There’s a good deal of jazz and blues influence in her arrangements, that much is clear. But she keeps all her instrumentation simple, sitting at her piano or layering the acoustic guitars. (And let’s not forget that steel guitar in “California”.) It leaves wide open space for her vocal.
“Reading Rolling Stone, reading Vogue…just wait until my skin turns brown, then I’m going on…will you take me as I am, strung out on another man?”
You must pay attention to the lyrics. They’re like stories, detailed ones that require your attention, as though she’s talking with you in the moment, and not almost 50 years later from a turntable. People who claim to not like Joni Mitchell are probably listening to her at a surface level, and she just refuses to work like that. None of the songs on “Blue” are terribly long, but they’re filling and rich.
“I remember that time you told me, you said, love is touching souls. Surely you touched mine, cuz’ part of you pours out of me in these lines from time to time.”
“Case of You” was, and likely always will be, my favorite track on the album.
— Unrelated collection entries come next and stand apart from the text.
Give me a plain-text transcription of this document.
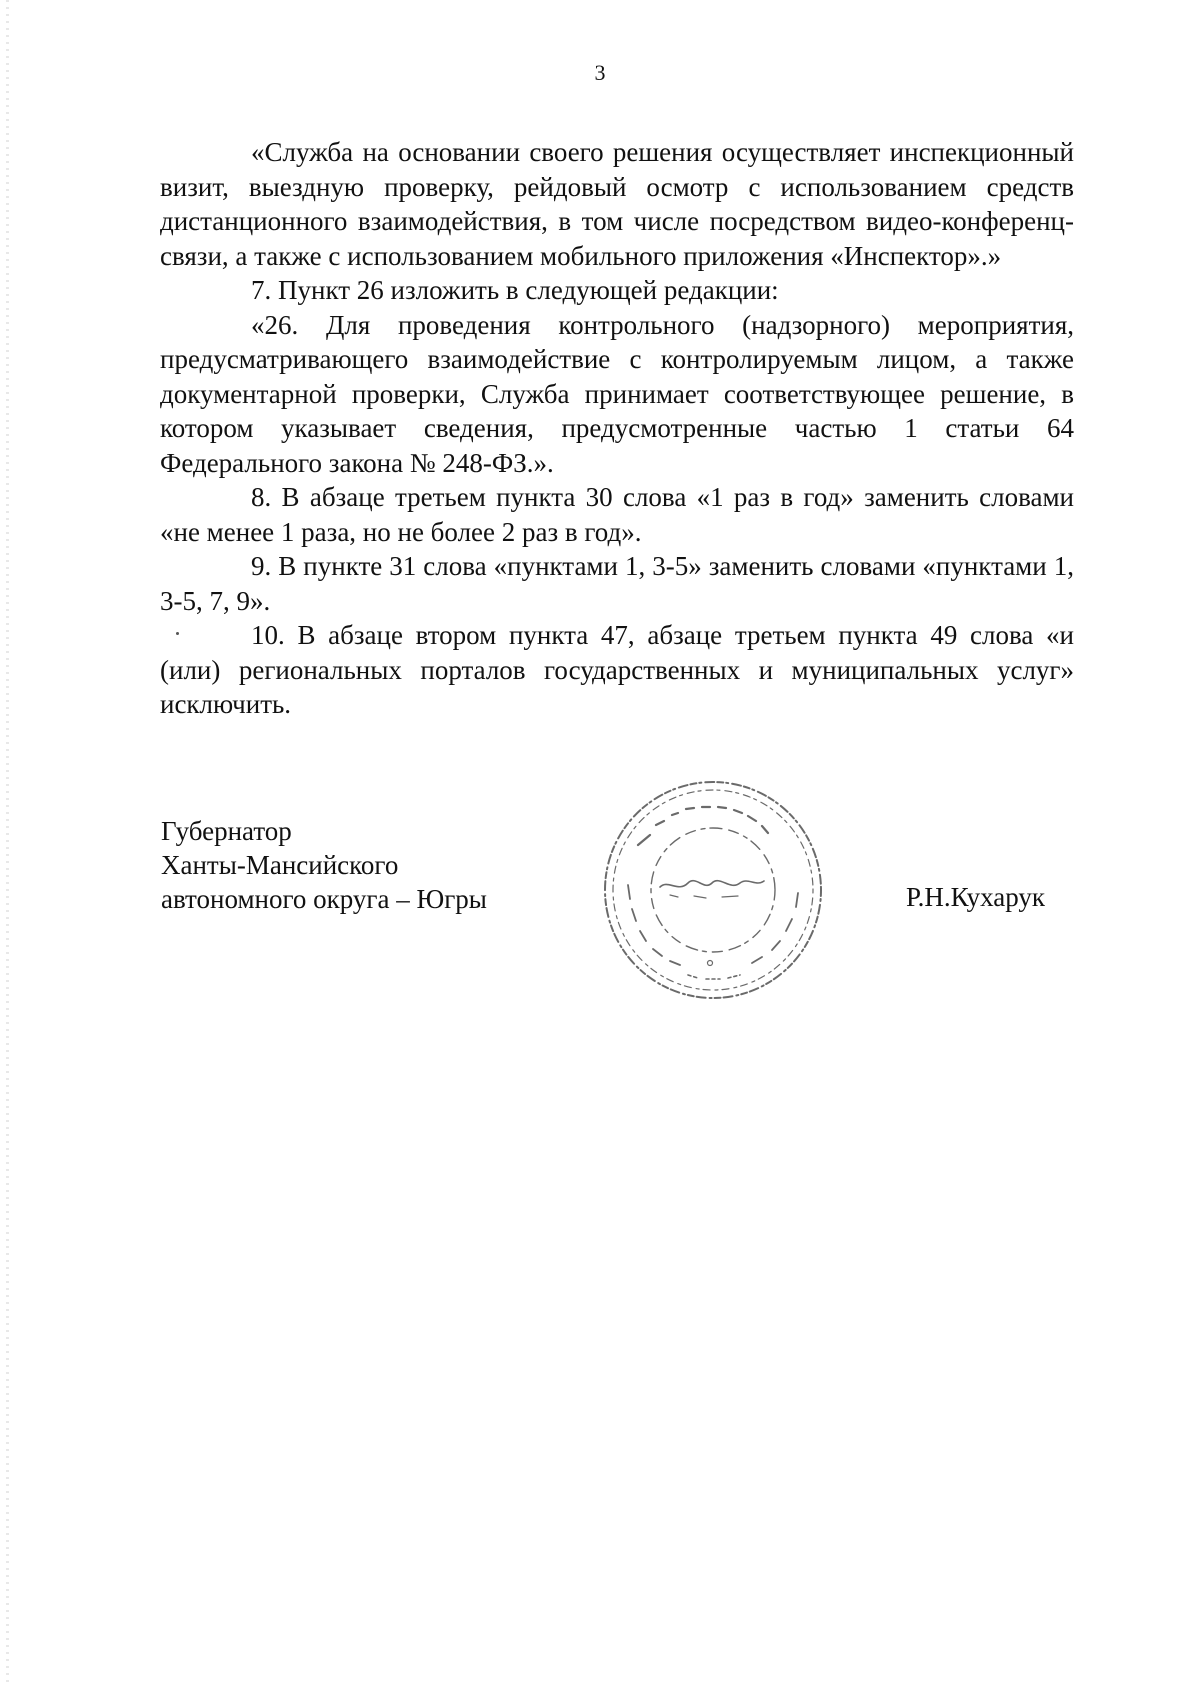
3

«Служба на основании своего решения осуществляет инспекционный визит, выездную проверку, рейдовый осмотр с использованием средств дистанционного взаимодействия, в том числе посредством видео-конференц-связи, а также с использованием мобильного приложения «Инспектор».»

7. Пункт 26 изложить в следующей редакции:

«26. Для проведения контрольного (надзорного) мероприятия, предусматривающего взаимодействие с контролируемым лицом, а также документарной проверки, Служба принимает соответствующее решение, в котором указывает сведения, предусмотренные частью 1 статьи 64 Федерального закона № 248-ФЗ.».

8. В абзаце третьем пункта 30 слова «1 раз в год» заменить словами «не менее 1 раза, но не более 2 раз в год».

9. В пункте 31 слова «пунктами 1, 3-5» заменить словами «пунктами 1, 3-5, 7, 9».

10. В абзаце втором пункта 47, абзаце третьем пункта 49 слова «и (или) региональных порталов государственных и муниципальных услуг» исключить.

Губернатор
Ханты-Мансийского
автономного округа – Югры	Р.Н.Кухарук
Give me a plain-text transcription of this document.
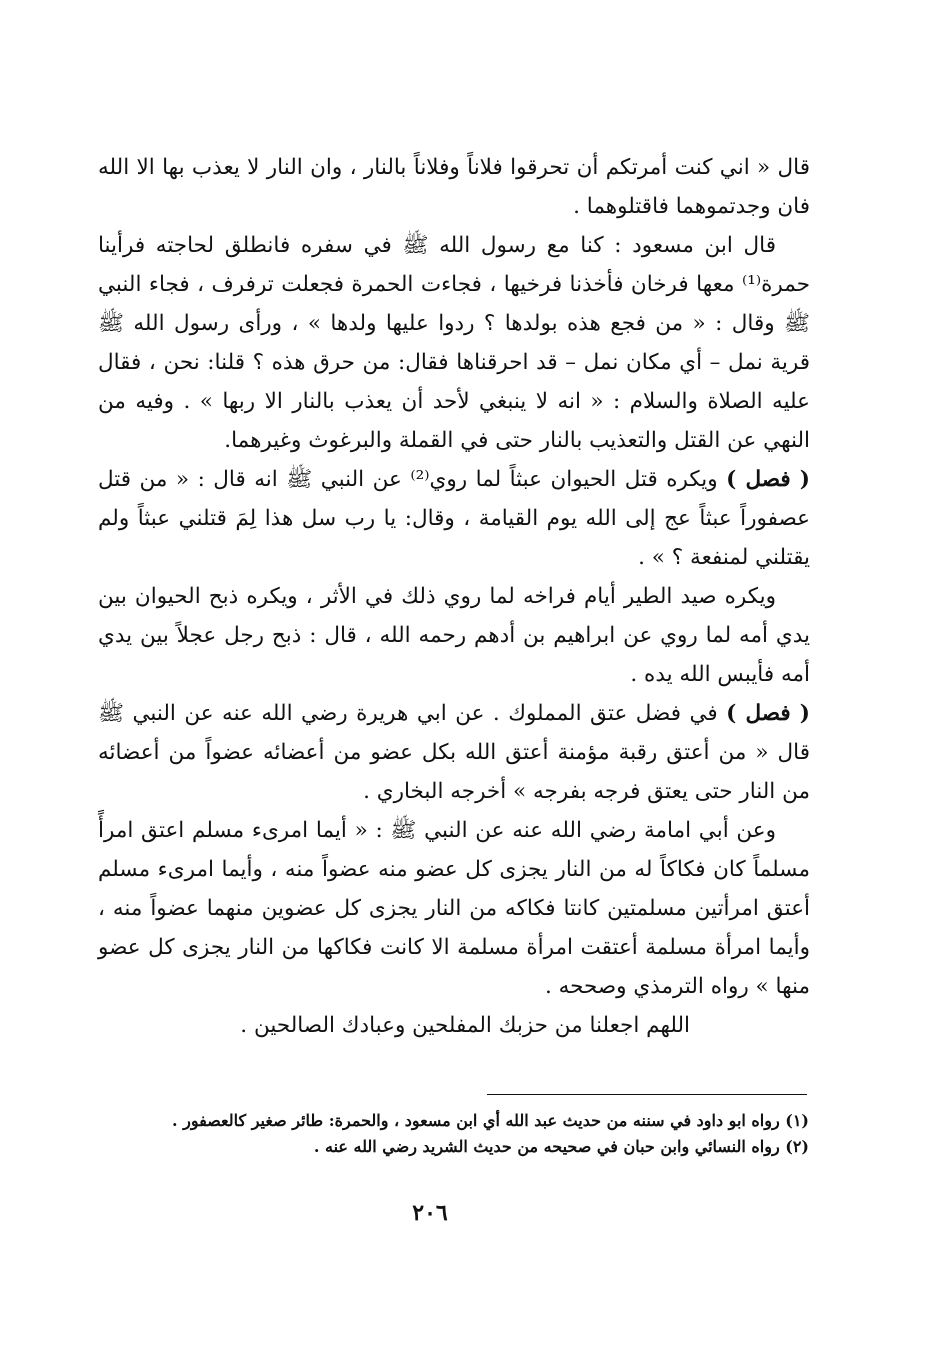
قال « اني كنت أمرتكم أن تحرقوا فلاناً وفلاناً بالنار ، وان النار لا يعذب بها الا الله فان وجدتموهما فاقتلوهما .

قال ابن مسعود : كنا مع رسول الله ﷺ في سفره فانطلق لحاجته فرأينا حمرة⁽¹⁾ معها فرخان فأخذنا فرخيها ، فجاءت الحمرة فجعلت ترفرف ، فجاء النبي ﷺ وقال : « من فجع هذه بولدها ؟ ردوا عليها ولدها » ، ورأى رسول الله ﷺ قرية نمل – أي مكان نمل – قد احرقناها فقال: من حرق هذه ؟ قلنا: نحن ، فقال عليه الصلاة والسلام : « انه لا ينبغي لأحد أن يعذب بالنار الا ربها » . وفيه من النهي عن القتل والتعذيب بالنار حتى في القملة والبرغوث وغيرهما.

( فصل ) ويكره قتل الحيوان عبثاً لما روي⁽²⁾ عن النبي ﷺ انه قال : « من قتل عصفوراً عبثاً عج إلى الله يوم القيامة ، وقال: يا رب سل هذا لِمَ قتلني عبثاً ولم يقتلني لمنفعة ؟ » .

ويكره صيد الطير أيام فراخه لما روي ذلك في الأثر ، ويكره ذبح الحيوان بين يدي أمه لما روي عن ابراهيم بن أدهم رحمه الله ، قال : ذبح رجل عجلاً بين يدي أمه فأيبس الله يده .

( فصل ) في فضل عتق المملوك . عن ابي هريرة رضي الله عنه عن النبي ﷺ قال « من أعتق رقبة مؤمنة أعتق الله بكل عضو من أعضائه عضواً من أعضائه من النار حتى يعتق فرجه بفرجه » أخرجه البخاري .

وعن أبي امامة رضي الله عنه عن النبي ﷺ : « أيما امرىء مسلم اعتق امرأً مسلماً كان فكاكاً له من النار يجزى كل عضو منه عضواً منه ، وأيما امرىء مسلم أعتق امرأتين مسلمتين كانتا فكاكه من النار يجزى كل عضوين منهما عضواً منه ، وأيما امرأة مسلمة أعتقت امرأة مسلمة الا كانت فكاكها من النار يجزى كل عضو منها » رواه الترمذي وصححه .

اللهم اجعلنا من حزبك المفلحين وعبادك الصالحين .

(١) رواه ابو داود في سننه من حديث عبد الله أي ابن مسعود ، والحمرة: طائر صغير كالعصفور .

(٢) رواه النسائي وابن حبان في صحيحه من حديث الشريد رضي الله عنه .

٢٠٦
It was one of the first Joni tracks I was ever introduced to. (The other was “Circle Game”.) There’s not really much else to say about it, it’s written that well.
“Cynical and drunk and boring someone in some dark cafe.”
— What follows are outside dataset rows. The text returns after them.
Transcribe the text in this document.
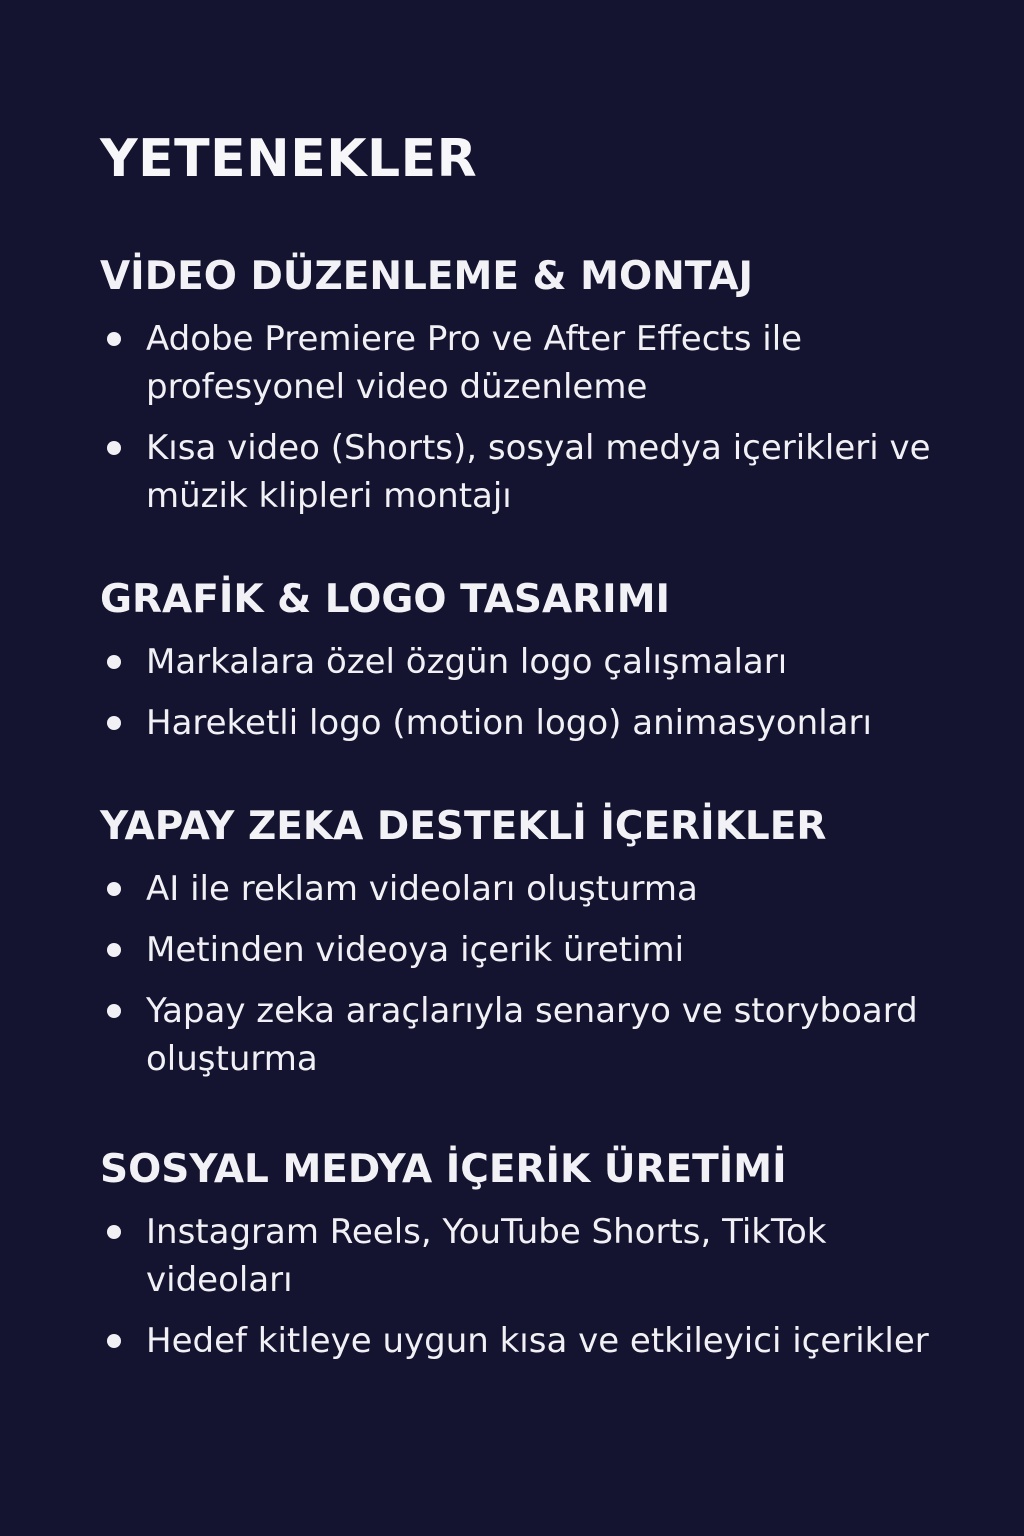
YETENEKLER
VİDEO DÜZENLEME & MONTAJ
Adobe Premiere Pro ve After Effects ile profesyonel video düzenleme
Kısa video (Shorts), sosyal medya içerikleri ve müzik klipleri montajı
GRAFİK & LOGO TASARIMI
Markalara özel özgün logo çalışmaları
Hareketli logo (motion logo) animasyonları
YAPAY ZEKA DESTEKLİ İÇERİKLER
AI ile reklam videoları oluşturma
Metinden videoya içerik üretimi
Yapay zeka araçlarıyla senaryo ve storyboard oluşturma
SOSYAL MEDYA İÇERİK ÜRETİMİ
Instagram Reels, YouTube Shorts, TikTok videoları
Hedef kitleye uygun kısa ve etkileyici içerikler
This album is brilliant for the same reasons “Wildflowers” by Tom Petty is brilliant, or Bruce Springsteen’s “The River”. It’s painfully simple and painfully detailed all at the same time. And it’s chock full with so much human emotion it’s almost hard to wrap your head around. It makes listening soothing, and also a challenge. Isn’t that the mark of a good record? If it doesn’t make you think about what you’re hearing, if it doesn’t reflect on you in some way, what is the point? Maybe that’s why Joni has stepped away from the music world more and more in recent years. (Of course, coupled with her health.) There aren’t as many people making those albums anymore. At least we still have “Blue”.